MUGEN: Evaluating and Improving Multi-audio Understanding of Large Audio-Language Models
AI 摘要
论文提出了MUGEN基准测试LALMs的多音频理解能力,并提出了改进策略。
主要贡献
- 提出了MUGEN基准测试
- 揭示了LALMs在多音频理解方面的弱点
- 提出了Audio-Permutational Self-Consistency和Chain-of-Thought策略来提升性能
方法论
通过构建MUGEN基准测试,评估LALMs在多音频场景下的表现,并探索无训练策略进行优化。
原文摘要
While multi-audio understanding is critical for large audio-language models (LALMs), it remains underexplored. We introduce MUGEN, a comprehensive benchmark evaluating this capability across speech, general audio, and music. Our experiments reveal consistent weaknesses in multi-audio settings, and performance degrades sharply as the number of concurrent audio inputs increases, identifying input scaling as a fundamental bottleneck.

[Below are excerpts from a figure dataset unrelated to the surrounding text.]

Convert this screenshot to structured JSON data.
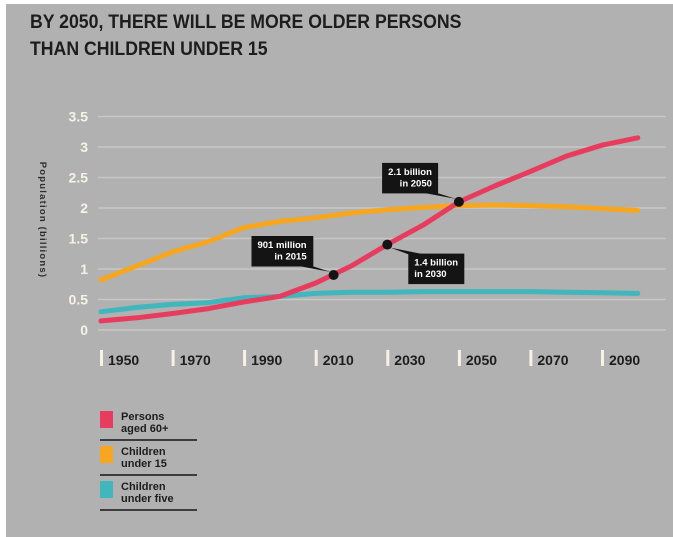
{
  "title": {
    "line1": "BY 2050, THERE WILL BE MORE OLDER PERSONS",
    "line2": "THAN CHILDREN UNDER 15"
  },
  "chart_data": {
    "type": "line",
    "title": "By 2050, there will be more older persons than children under 15",
    "xlabel": "",
    "ylabel": "Population (billions)",
    "xlim": [
      1950,
      2100
    ],
    "ylim": [
      0,
      3.5
    ],
    "grid": "horizontal",
    "legend_position": "bottom-left",
    "x_ticks": [
      1950,
      1970,
      1990,
      2010,
      2030,
      2050,
      2070,
      2090
    ],
    "x_tick_labels": [
      "1950",
      "1970",
      "1990",
      "2010",
      "2030",
      "2050",
      "2070",
      "2090"
    ],
    "y_ticks": [
      0,
      0.5,
      1,
      1.5,
      2,
      2.5,
      3,
      3.5
    ],
    "y_tick_labels": [
      "0",
      "0.5",
      "1",
      "1.5",
      "2",
      "2.5",
      "3",
      "3.5"
    ],
    "x": [
      1950,
      1960,
      1970,
      1980,
      1990,
      2000,
      2010,
      2020,
      2030,
      2040,
      2050,
      2060,
      2070,
      2080,
      2090,
      2100
    ],
    "series": [
      {
        "name": "Persons aged 60+",
        "color": "#e73c5e",
        "values": [
          0.15,
          0.2,
          0.27,
          0.35,
          0.46,
          0.55,
          0.77,
          1.05,
          1.4,
          1.72,
          2.1,
          2.36,
          2.6,
          2.85,
          3.03,
          3.15
        ]
      },
      {
        "name": "Children under 15",
        "color": "#f7a61f",
        "values": [
          0.82,
          1.05,
          1.28,
          1.45,
          1.68,
          1.78,
          1.84,
          1.92,
          1.97,
          2.01,
          2.04,
          2.05,
          2.04,
          2.02,
          1.99,
          1.96
        ]
      },
      {
        "name": "Children under five",
        "color": "#41b6bd",
        "values": [
          0.3,
          0.37,
          0.42,
          0.45,
          0.53,
          0.55,
          0.6,
          0.62,
          0.62,
          0.63,
          0.63,
          0.63,
          0.63,
          0.62,
          0.61,
          0.6
        ]
      }
    ],
    "annotations": [
      {
        "lines": [
          "901 million",
          "in 2015"
        ],
        "x": 2015,
        "y": 0.901,
        "placement": "above-left"
      },
      {
        "lines": [
          "1.4 billion",
          "in 2030"
        ],
        "x": 2030,
        "y": 1.4,
        "placement": "below-right"
      },
      {
        "lines": [
          "2.1 billion",
          "in 2050"
        ],
        "x": 2050,
        "y": 2.1,
        "placement": "above-left"
      }
    ]
  },
  "legend": {
    "items": [
      {
        "line1": "Persons",
        "line2": "aged 60+",
        "color": "#e73c5e"
      },
      {
        "line1": "Children",
        "line2": "under 15",
        "color": "#f7a61f"
      },
      {
        "line1": "Children",
        "line2": "under five",
        "color": "#41b6bd"
      }
    ]
  },
  "colors": {
    "background": "#b1b1b1",
    "frame": "#ffffff",
    "title_text": "#1d1d1d",
    "tick_ivory": "#f7f2e5",
    "gridline": "#c7c7c7",
    "callout_bg": "#141414",
    "callout_text": "#ffffff",
    "legend_divider": "#3c3c3c"
  }
}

We further investigate training-free strategies and observe that Audio-Permutational Self-Consistency, which diversifies the order of audio candidates, helps models form more robust aggregated predictions, yielding up to 6.28% accuracy gains. Combining this permutation strategy with Chain-of-Thought further improves performance to 6.74%. These results expose blind spots in current LALMs and provide a foundation for evaluating complex auditory comprehension.